Der Mann suchte weiter. Viel mehr, als dass es sich um einen Mann handelte, war noch nicht erkennbar.
"Hören Sie auf, oder ich schlage Alarm!", warnte Maud.
Die Gestalt kam ihr vertraut vor. Dennoch traf es sie wie ein Keulenhieb, als der Mann sich zu ihr umwandte.
"Sie...?"
"Wo ischt Codd?"
Maud rang sekundenlang um ihre Fassung. Erst nach einigem Nachdenken begriff sie, was die hingenuschelte Frage bedeutete.
"Wo-her kommen Sie? Wer hat Ihnen...?"
"Wo ischt Codd?", schnarrte der schiefe Mund, dessen Kiefer unkontrolliert hin und her wackelten.
"Außer Haus", sagte sie und ging auf den Eindringling zu. "Es wird später Abend, bis er wiederkommt."
Auf dem Gesicht des Mannes erschien ein neuer Ausdruck. Mit abgehackten Bewegungen trat auch er ihr entgegen, sodass sie sich nach wenigen Schritten treffen mussten.
"Scholange kann isch nischt warten..."
Maud Edwards hatte längst begriffen, dass die Untensilien, die sie im Vorraum aufgelesen hatte, von dem unangemeldeten Besucher stammten. "Sie waren verschwunden", sagte sie und blieb zwei Meter von ihm entfernt stehen. "Tagelang. Was haben Sie gemacht in dieser Zeit? Wer – wer hat ihnen das angetan?"
Trotz ihrer Nachfrage sprach keinerlei Mitleid aus ihrer Stimme. Emotionslos nahm sie lediglich unübersehbare Fakten zur Kenntnis.
Auch ihr Gegenüber hatte seinen Vorwärtsdrang gestoppt.
Er hob die Hand. Sein gestreckter Finger wies auf Maud. "Blutschauger!", schnarrte er.
Es war längst egal, dass er sie durchschaute. Es war auch egal, welche Hölle ihn nach all den Tagen wieder ausgespien haben mochte.

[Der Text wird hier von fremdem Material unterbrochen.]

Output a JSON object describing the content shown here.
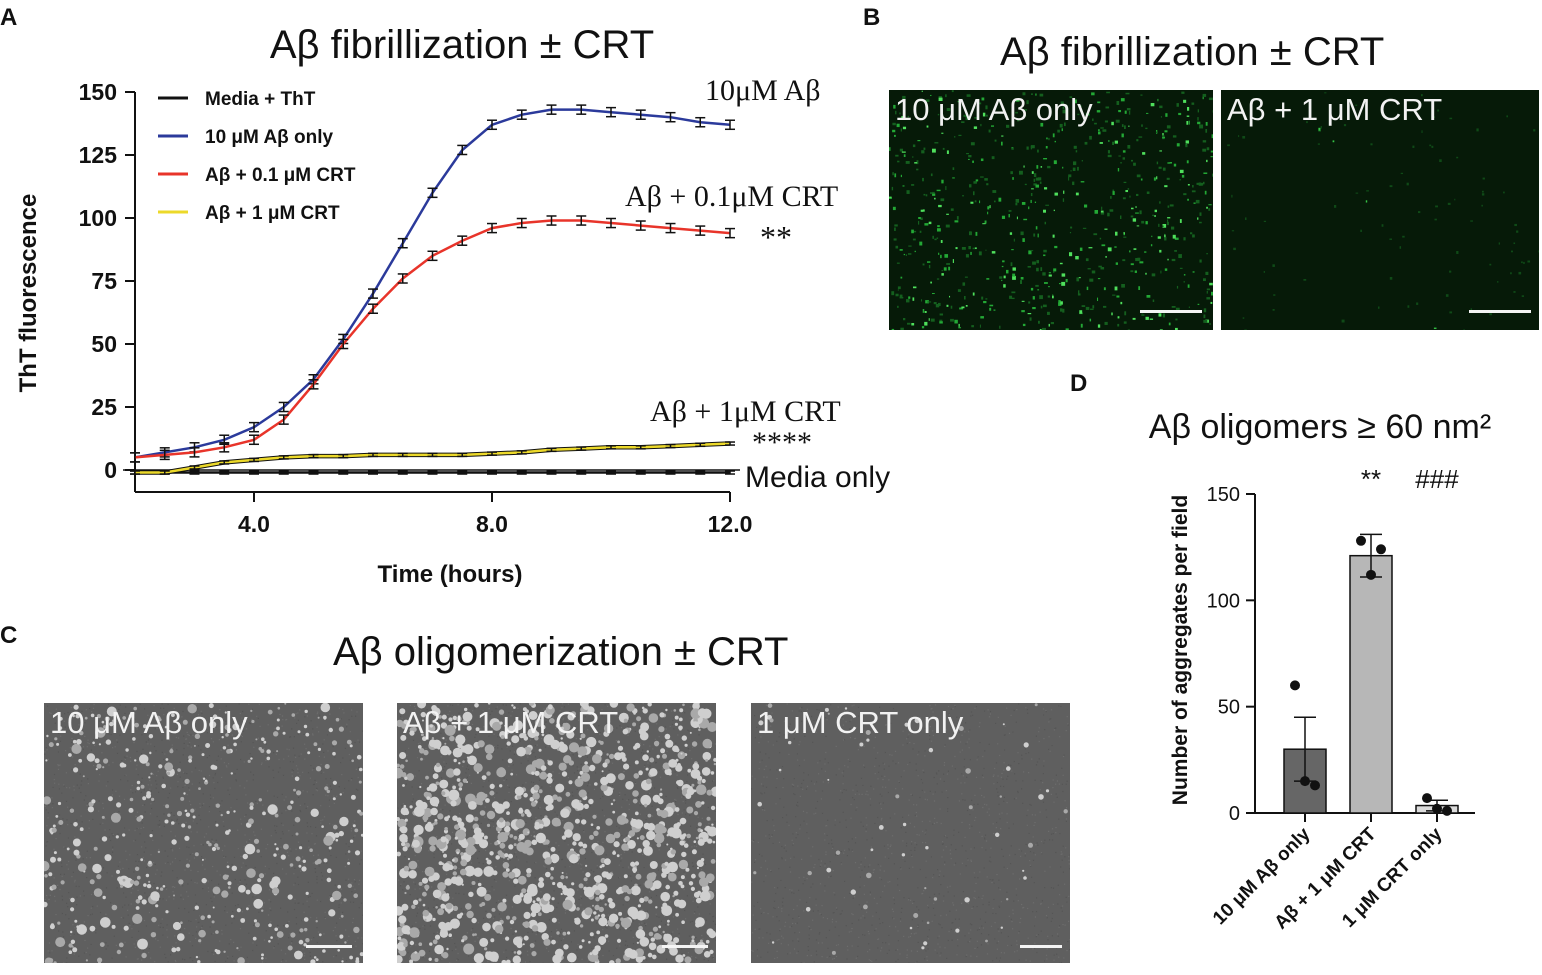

Er war zurück und damit eine unabsehbare Gefahr.
"Was wollen Sie um diese Zeit vom Chef?", fragte Maud kalt.
"Daschelbe wie von dir."
"Und das wäre?"
"Er musch erlöscht werden!"
Maud stemmte höhnisch die Fäuste in die Taille. Der Mann vor ihr war unbewaffnet. Seine zerrissene Kleidung ließ keine Versteckmöglichkeit zu. Die einzige Waffe, die er besessen hatte, lag draußen auf einem der Tische, und sie hätte ihm nicht viel genützt.
"Es war dumm, hierher zurückzukommen, wenn Sie schon wissen, wer Codd ist und wer ich bin..."

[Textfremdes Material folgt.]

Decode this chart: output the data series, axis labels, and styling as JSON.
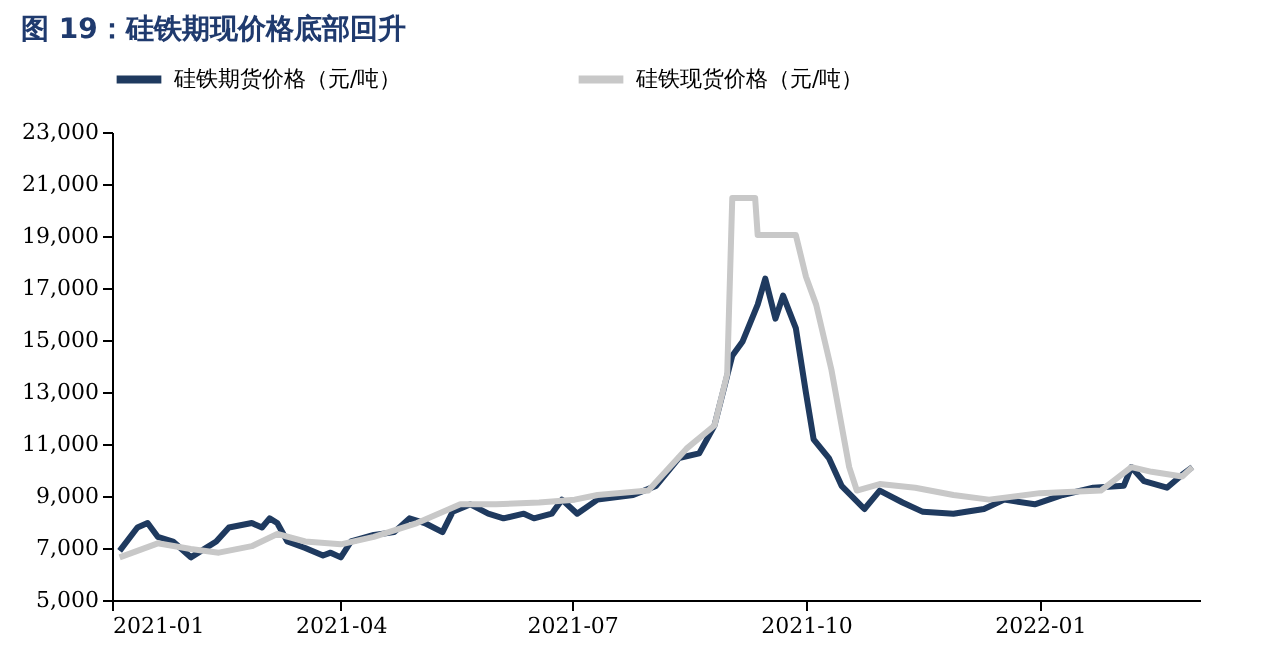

Er schien sie nicht zu hören. Mit marionettenhaften Bewegungen überwand er die schmale Kluft zwischen ihnen, und zum erstenmal fiel ihr auf, wie stumpf sein Blick war.
Sie wich nicht aus. Sie hob die Arme, um seinen Kopf zu fassen und es kurz und schmerzlos zu Ende zu bringen. Im selben Moment entwickelte er eine solche Behendheit, dass sie den Bewegungsabläufen kaum folgen konnte. Seine Hände schnellten hoch. Auch er zielte nach ihrem Kopf, aber nicht, wie sie im ersten Moment annahm, um ihr das Genick zu brechen. Er krallte eine Hand in ihr sprödes Haar, mit der anderen umfasste er ihr Kinn.

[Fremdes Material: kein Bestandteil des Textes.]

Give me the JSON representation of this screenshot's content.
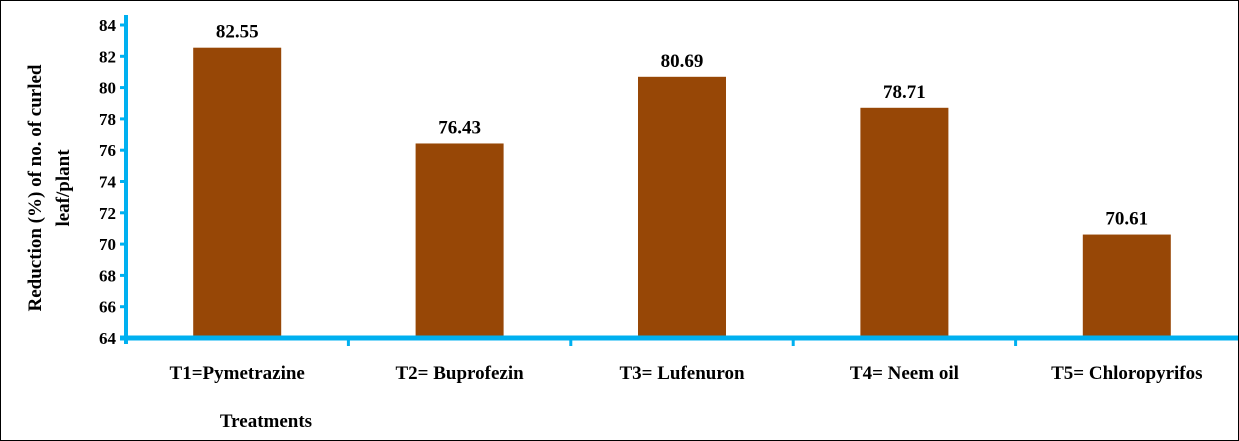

Sie stöhnte. Ihre Arme fanden nicht den Weg an ihm vorbei. Die Kraft, die er entwickelte, war für einen wie ihn absolut unnatürlich.
"Hören – Sie – auf!" presste sie hervor. Die Erkenntnis, dass es ein folgenschwerer Fehler gewesen war, ihn zu unterschätzen, spülte den letzten klaren Gedanken, den sie dringend gebraucht hätte, hinweg.
Sein Griff wurde noch zwingender. Er zwang ihren Kopf weit in den Nacken und hielt zugleich ihr Kinn felsenfest, sodass ihr Mund weit aufgerissen wurde. Als sie begriff, dass es um ihre Existenz ging, setzte die Metamorphose fast wie von selbst ein. Ihre Eckzähne verwandelten sich in tödliche Waffen, aber sie fanden kein Ziel.
Der Griff ihres Gegners wurde noch unnachgiebiger.
Dann hörte sie aus nächster Nähe wieder jenes Geräusch, das sie in den Raum gelockt hatte.
Dieses... Würgen.
Er ist wahnsinnig, dachte sie, als das missgestaltete Gesicht auf sie zuglitt. Dieser Narr will mich küssen?! Ich werde ihn...
Auch er riss jetzt den Rachen auf.
Es knirschte furchtbar.
Aus Mauds Kehle brach ein Fauchen, das jedem anderen höchste Gefahr signalisiert hätte. Ihre Reißzähne funkelten wie Elfenbein.
Aber wieder kam sie nicht dazu, ihre eigene Stärke zu entfalten. Vielleicht war sie auch zu fasziniert von dem widerwärtigen Akt, der sich genau vor ihren Augen abspielte. Etwas arbeitete sich den Rumpf und Hals des Mannes empor, als wollte es beides sprengen, und in dem Moment, als sich beide Rachen trafen...
... sprang etwas auf Maud über!
Etwas, das sich in ihren Mundraum quetschte und ihre Zunge zermalmte.
Im selben Moment ließ ihr Gegner los.
Sie taumelte rückwärts, und ihre Hände fuhren zur Kehle. Sie versuchte, den Fremdkörper in ihrem Mund wieder auszuspucken.
Es war unmöglich. Das Ding in ihr hätte sie erstickt, wenn Maud Edwards noch ein Mensch gewesen wäre. Es klemmte bereits weit hinten und ließ auch keine Nasenatmung mehr zu.
Maud war so wenig Mensch wie Virgil Codd.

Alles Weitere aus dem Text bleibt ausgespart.